O fundador do WikiLeaks, que publicou quase 400 mil documentos militares sobre a Guerra no Iraque, disse em entrevista na noite desta segunda que o site enfrenta graves ameaças financeiras. A página do australiano Julian Assange teve seu financiamento bloqueado como possível consequência de uma guerra financeira lançada pelos Estados Unidos.

De acordo com 391.832 relatórios publicados pelo WikiLeaks na sexta, ao menos 109 mil pessoas, 63% civis, morreram no Iraque do início da invasão americana, em março de 2003, até o final do conflito, em 2009. Os dados apontam que "o número de mortos civis é muito maior do que se estipula oficialmente". O vazamento gerou descontentamento entre Julian Assange e o Pentágono, que exigiu publicamente a devolução dos documentos secretos antes da divulgação.

O The Guardian informou na semana passada que a Moneybrookers, empresa responsável pela coleta de doações do Wikileaks na internet, notificou os responsáveis de que a sua conta tinha sido fechada ao ser incluída na lista negra dos governos americano e australino.

Segundo Assange, o wikiLeaks poderia deixar de publicar documentos com a rapidez esperada devido à falta de investimentos para aperfeiçoá-lo. "Isso certamente foi uma resposta agressiva por parte do Pentágono e alguns elementos da administração americana ao tentar levantar um caso de espionagem contra mim e contra outras pessoas com as quais trabalhamos", afirmou.

O fundador do WikiLeaks lembrou que, na semana passada, o porta-voz do Pentágono (coronel David Lapan) havia afirmado que "o resto da mídia, se publicasse o material, também estaria em risco de alguma coisa". "Ele não explicou qual seria o risco, mas se percebe claramente que ele tentou ameaçar o resto da imprensa sob pena de enquadramento na Lei de Espionagem", disse Assange.

Resposta ao Pentágono

Julian Assange afirmou, em resposta ao descontentamento do Pentágono, que pode não haver novidades para as autoridades documentos secretos sobre a Guerra do Iraque, "mas não é assim para o resto do mundo". Foi o que Assange respondeu em entrevista à rede de televisão CNN nesta segunda, com o popular apresentador Larry King, ao ser perguntado pelas declarações do órgão americano depois da divulgação dos documentos.

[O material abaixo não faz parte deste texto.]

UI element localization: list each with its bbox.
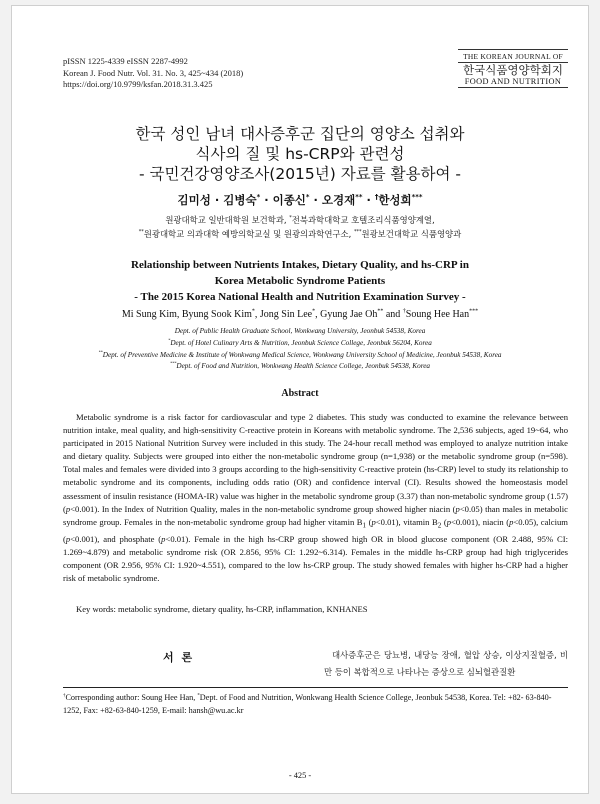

Segundo Assange, o que este material indica é que a morte de civis foi contabilizada desde o início da guerra e põe em dúvida que os militares americanos desconhecessem o que estava acontecendo nas prisões iraquianas, onde "se cometeu tortura". Tal como indicou na sexta-feira passada o porta-voz do Pentágono, Geoff Morrell, "não há nada que possa indicar a existência de crimes de guerra" no Iraque. Ele destaca, no entanto, que há "300 nomes de iraquianos em possível perigo" e "o país está agora mais vulnerável".

Mas, para Assange, "o único aqui em perigo é a reputação dos políticos que puseram estes soldados no Iraque" e que agora terão de enfrentar os dados desses documentos, que revelaram a morte de 100 mil iraquianos desde 2003, dos quais 70 mil eram civis.